Kieran Buckeridge as George is the nervy one, telling little lies, claiming he has two children when he actually has three, "because it would make me seem less married." He’s a bit of a heel, really, horribly telling Doris when she arrives pregnant (and about to give birth) that she looks like a "frigate in full sail."

Time has left behind this buttoned-up accountant, who complains that his wife buys a magazine that talks about perfect orgasms that his mother used to buy for its fruit cake recipes. So if his later switchback from reactionary, racist Barry Goldwater supporter to simple-life liberal seems a little far-fetched, it does at least restore one’s sympathies for this willowy, self-doubting son of the establishment.

Doris is the down-to-earth, pragmatic one, looking the affair straight in the eye. Sarah Kempton seizes the role in both hands, emerging from housewifely concerns, through the liberation of education, to becoming successful entrepreneur. It is as if the couple have come together at a crossroads and swapped destinations.

Yet never for a moment do these two fine actors lose the closeness of the relationship, responding to every nuance of changing moods, something that director Michael Cabot hints at in the programme, talking about the intimacy of a small rehearsal room with no other actors to offer a break for relaxation.
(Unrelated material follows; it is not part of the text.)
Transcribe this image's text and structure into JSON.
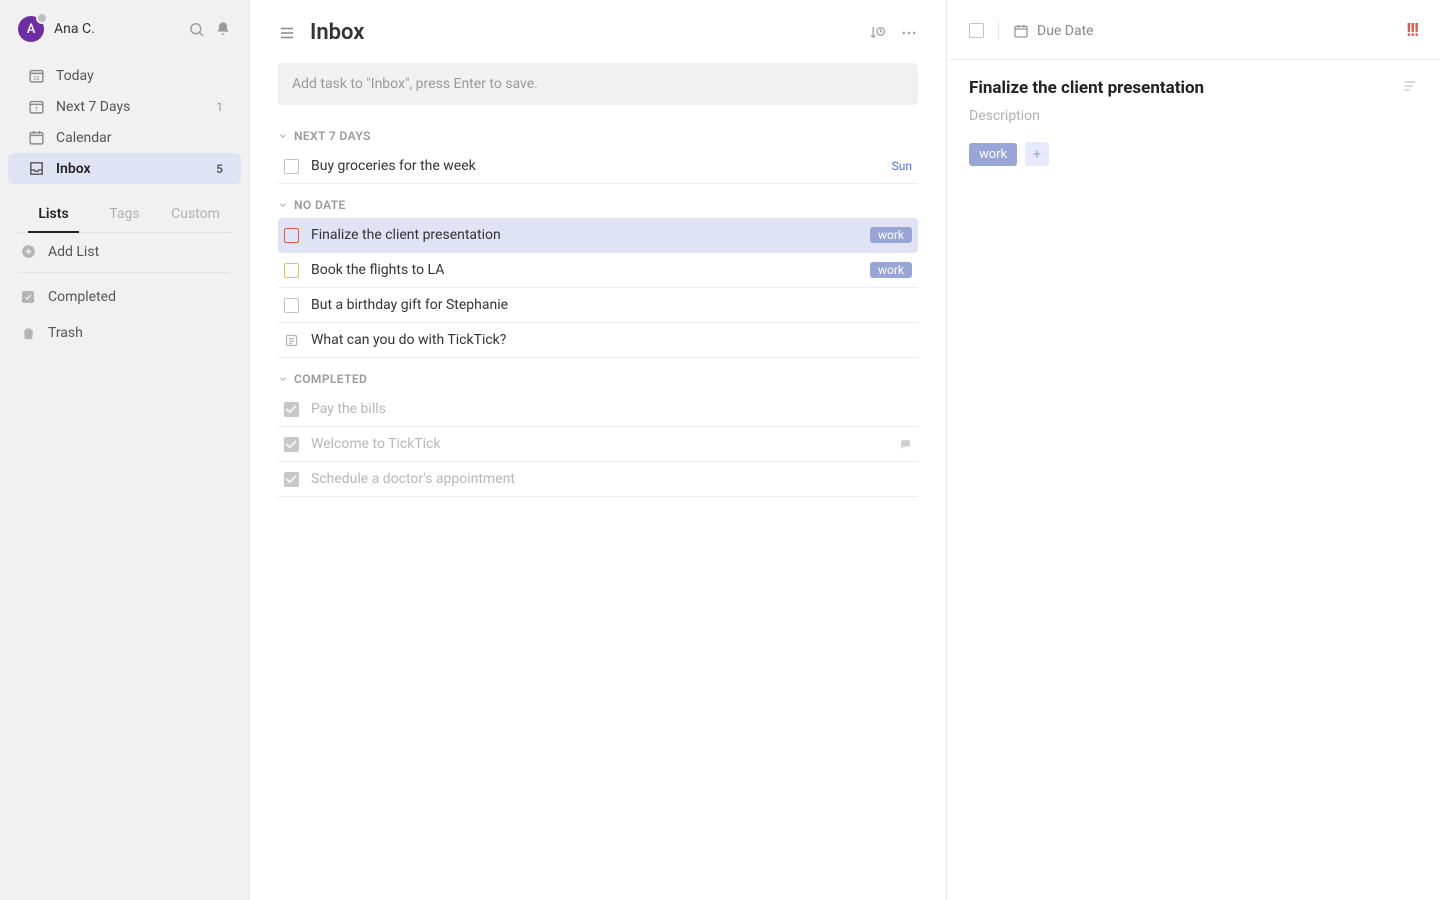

The darker, largely unexplored side of the story is of course that of George and Doris’s deceived spouses at home. The play offers some note of reassurance at the end, so we can all go home with consciences somewhat cleansed after all.

The show's tour continues to Winchester, Mold, Bury St Edmunds, Ilfracombe, Bracknell, Derby, Pool, Eastbourne and Newcastle-under-Lyme until 16 April.